Homero - que teria vivido no século VIII a.C. - dá-nos nos seus poemas a descrição do «homem homérico», um ser impotente face aos caprichos dos deuses mas que deve lutar para atingir a excelência, a areté. No canto XI da Ilíada podemos ler o conselho do pai a Aquiles, que deveria tentar «ser sempre o melhor (aristeuein) e estar acima dos demais». Ou seja, o ideal homérico é expresso por aqueles que pela sua areté se elevam ao panteão dos heróis imortais, aqueles que marcam indelevelmente a memória da humanidade. Igualmente na Ilíada, Fénix, o preceptor de Aquiles, lembra ao jovem que o seu papel educativo era fazer dele um guerreiro e um orador excelentes, isto é, esboça a ligação entre educação e excelência que se iria desenvolver na cultura helénica.

A felicidade, o fim último do Homem, é para Aristóteles inseparável da polis, a cidade. Na Ética a Nicómaco, apresenta-nos a sua teoria das aretai, distinguindo dois tipos de aretai: as da inteligência e as do carácter. Ambas são impossíveis sem o conhecimento epistémico que nos permite ajuizar da verdade e do erro e devem ser transmitidas no ensino. Um dos vectores fundamentais para concretizar a excelência é para Aristóteles a lógica ( por ele designada de Analítica), que permite estruturar o pensamento e impede o homem de cair em erro. A lógica e a ciência são para Aristóteles indispensáveis para se cumprir a excelência e a cidadania.

Também para Platão, para quem paideia «dá ao homem o desejo e a ânsia de se tornar um cidadão perfeito», a educação é indissociável da cidadania. A paideia é o meio para se alcançar as aretai fulcrais à cidade ideal de Platão: sabedoria, coragem, temperança e justiça.

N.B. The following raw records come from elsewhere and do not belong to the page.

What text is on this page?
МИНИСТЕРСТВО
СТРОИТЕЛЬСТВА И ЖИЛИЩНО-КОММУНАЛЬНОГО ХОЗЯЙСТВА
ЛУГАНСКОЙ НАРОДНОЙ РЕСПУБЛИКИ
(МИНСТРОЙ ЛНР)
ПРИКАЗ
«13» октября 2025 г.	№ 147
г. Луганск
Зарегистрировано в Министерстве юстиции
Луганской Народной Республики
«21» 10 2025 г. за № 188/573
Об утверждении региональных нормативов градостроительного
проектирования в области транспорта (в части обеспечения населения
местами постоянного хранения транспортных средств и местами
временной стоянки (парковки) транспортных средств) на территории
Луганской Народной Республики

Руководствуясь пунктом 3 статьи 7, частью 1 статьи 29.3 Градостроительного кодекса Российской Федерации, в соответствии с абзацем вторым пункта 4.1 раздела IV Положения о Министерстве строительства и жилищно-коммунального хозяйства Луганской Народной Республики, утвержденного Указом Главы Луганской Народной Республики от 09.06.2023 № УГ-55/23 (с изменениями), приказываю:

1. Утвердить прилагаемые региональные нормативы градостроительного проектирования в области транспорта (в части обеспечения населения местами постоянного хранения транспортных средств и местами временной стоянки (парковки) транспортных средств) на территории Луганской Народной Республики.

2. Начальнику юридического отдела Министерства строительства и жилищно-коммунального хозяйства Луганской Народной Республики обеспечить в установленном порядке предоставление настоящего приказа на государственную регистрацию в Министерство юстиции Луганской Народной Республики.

Assim, quer a excelência quer a cidadania estão intimamente ligadas à educação, o meio pelo qual o Homem se pode realizar plenamente e lhe permite cumprir o ideal que a palavra latina humanitas irá traduzir. Isto é, a humanitas, para os gregos, tem a ver com a areté ideal, excelência que progressivamente se desvia do plano estritamente individualista de Homero para uma excelência civíca e de cidadania. A areté ideal será dirigida primeiro à formação do cidadão, o polites e, no período helenístico, à excelência do homem cosmopolita.

O mesmo ideal de areté foi continuado na época cristã, mas agora dirigido à formação do servo de Deus e em que a excelência original foi carregada de significados e conceitos cristãos, nomeadamente das virtudes cristãs. O cristianismo, com o seu referencial na theopolis, desvaloriza a transitória res publica, tornada completamente secundária. Como afirmou Tertuliano, cuja importância no cristianismo só é ofuscada por Agostinho de Hipona, «Nada nos é mais estranho que a coisa pública».

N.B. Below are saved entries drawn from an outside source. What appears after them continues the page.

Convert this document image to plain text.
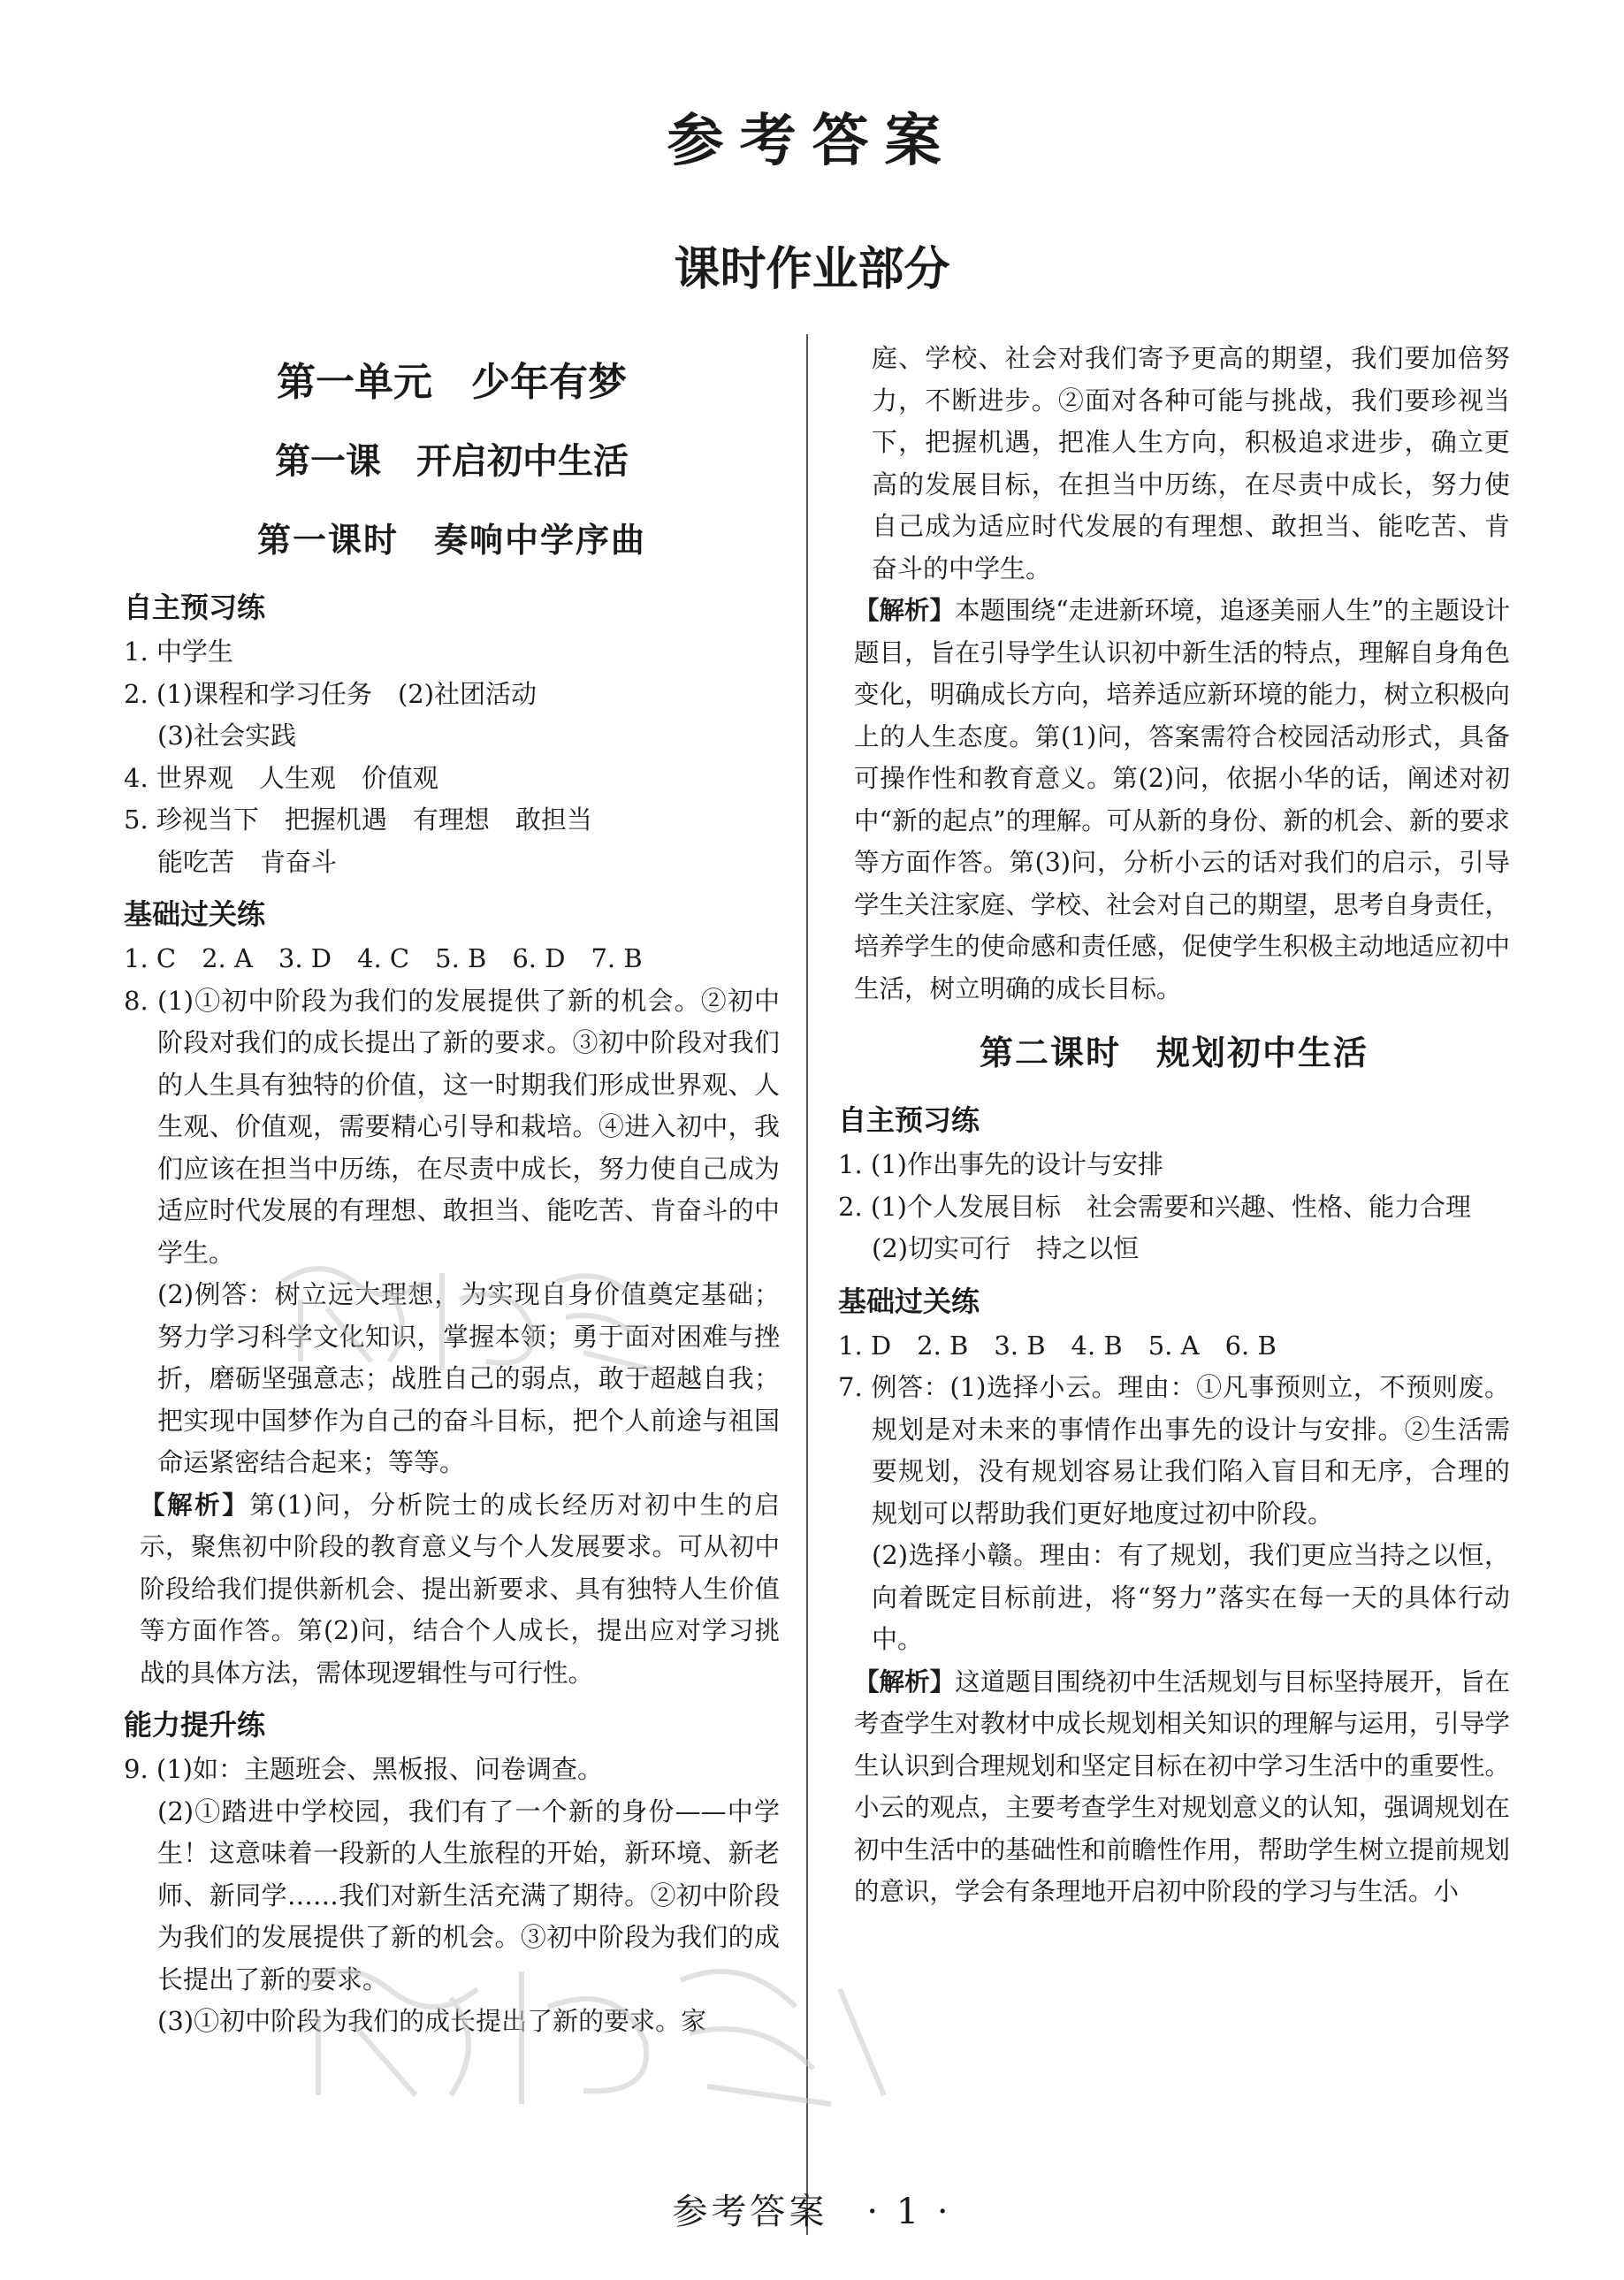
参考答案
课时作业部分
第一单元　少年有梦
第一课　开启初中生活
第一课时　奏响中学序曲
自主预习练
1. 中学生
2. (1)课程和学习任务　(2)社团活动
(3)社会实践
4. 世界观　人生观　价值观
5. 珍视当下　把握机遇　有理想　敢担当
能吃苦　肯奋斗
基础过关练
1. C　2. A　3. D　4. C　5. B　6. D　7. B
8. (1)①初中阶段为我们的发展提供了新的机会。②初中阶段对我们的成长提出了新的要求。③初中阶段对我们的人生具有独特的价值，这一时期我们形成世界观、人生观、价值观，需要精心引导和栽培。④进入初中，我们应该在担当中历练，在尽责中成长，努力使自己成为适应时代发展的有理想、敢担当、能吃苦、肯奋斗的中学生。
(2)例答：树立远大理想，为实现自身价值奠定基础；努力学习科学文化知识，掌握本领；勇于面对困难与挫折，磨砺坚强意志；战胜自己的弱点，敢于超越自我；把实现中国梦作为自己的奋斗目标，把个人前途与祖国命运紧密结合起来；等等。
【解析】第(1)问，分析院士的成长经历对初中生的启示，聚焦初中阶段的教育意义与个人发展要求。可从初中阶段给我们提供新机会、提出新要求、具有独特人生价值等方面作答。第(2)问，结合个人成长，提出应对学习挑战的具体方法，需体现逻辑性与可行性。
能力提升练
9. (1)如：主题班会、黑板报、问卷调查。
(2)①踏进中学校园，我们有了一个新的身份——中学生！这意味着一段新的人生旅程的开始，新环境、新老师、新同学……我们对新生活充满了期待。②初中阶段为我们的发展提供了新的机会。③初中阶段为我们的成长提出了新的要求。
(3)①初中阶段为我们的成长提出了新的要求。家
庭、学校、社会对我们寄予更高的期望，我们要加倍努力，不断进步。②面对各种可能与挑战，我们要珍视当下，把握机遇，把准人生方向，积极追求进步，确立更高的发展目标，在担当中历练，在尽责中成长，努力使自己成为适应时代发展的有理想、敢担当、能吃苦、肯奋斗的中学生。
【解析】本题围绕“走进新环境，追逐美丽人生”的主题设计题目，旨在引导学生认识初中新生活的特点，理解自身角色变化，明确成长方向，培养适应新环境的能力，树立积极向上的人生态度。第(1)问，答案需符合校园活动形式，具备可操作性和教育意义。第(2)问，依据小华的话，阐述对初中“新的起点”的理解。可从新的身份、新的机会、新的要求等方面作答。第(3)问，分析小云的话对我们的启示，引导学生关注家庭、学校、社会对自己的期望，思考自身责任，培养学生的使命感和责任感，促使学生积极主动地适应初中生活，树立明确的成长目标。
第二课时　规划初中生活
自主预习练
1. (1)作出事先的设计与安排
2. (1)个人发展目标　社会需要和兴趣、性格、能力合理
(2)切实可行　持之以恒
基础过关练
1. D　2. B　3. B　4. B　5. A　6. B
7. 例答：(1)选择小云。理由：①凡事预则立，不预则废。规划是对未来的事情作出事先的设计与安排。②生活需要规划，没有规划容易让我们陷入盲目和无序，合理的规划可以帮助我们更好地度过初中阶段。
(2)选择小赣。理由：有了规划，我们更应当持之以恒，向着既定目标前进，将“努力”落实在每一天的具体行动中。
【解析】这道题目围绕初中生活规划与目标坚持展开，旨在考查学生对教材中成长规划相关知识的理解与运用，引导学生认识到合理规划和坚定目标在初中学习生活中的重要性。小云的观点，主要考查学生对规划意义的认知，强调规划在初中生活中的基础性和前瞻性作用，帮助学生树立提前规划的意识，学会有条理地开启初中阶段的学习与生活。小
参考答案　· 1 ·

Um livro muito útil sobre o tema é a obra póstuma de Werner Jaeger«Early Christianity and Greek Paideia», publicada em 1961 e organizada a partir de conferências realizadas pelo autor na Universidade de Harvard em 1960. Como assinala Jaeger, o cristianismo afirmou-se como a paideia verdadeira e única. A formação do homem grego, a morphosis, transmutou-se em metamorphosis, a recuperação para a vida «eterna» do homem «caído». Isto é, a formação do homem não pretendia desenvolver as virtudes públicas/cívicas, - o «estado dentro de nós», como pregava Platão - nem visava a excelência e formação do cidadão mas dirigia-se quase exclusivamente à sua «salvação» individual. Como nos diz Jaeger, «Assim como a Paidéia grega consistia na totalidade do corpo da literatura grega, a Paidéia cristã é a Bíblia» e assim, como preconizado no «Didascalia Apostolorum» - que ordenava ainda a proibição completa dos livros diabólicos (sic) e dos pagãos -, a Bíblia era a fonte única de ciência e cultura.

Mas se a tensão fundamental embebida na apropriação cristã da paideia grega continua até hoje, tensão que diz respeito ao que é conhecimento «útil», Gregório de Nisa, outra figura incontornável no cristianismo primitivo, considerava igualmente que o mal nasce da ignorância.

Tudo isto a propósito do debate que se tem desenrolado no espaço a ele dedicado, em que se pode apreciar que, como refere um dos nossos leitores, «A oposição à ciência tem alastrado como mancha de óleo, uma oposição baseada no preconceito, no medo e na ignorância», isto é, que um número não despiciendo de pessoas assaca à ciência/conhecimento a origem dos males que assolam o nosso mundo.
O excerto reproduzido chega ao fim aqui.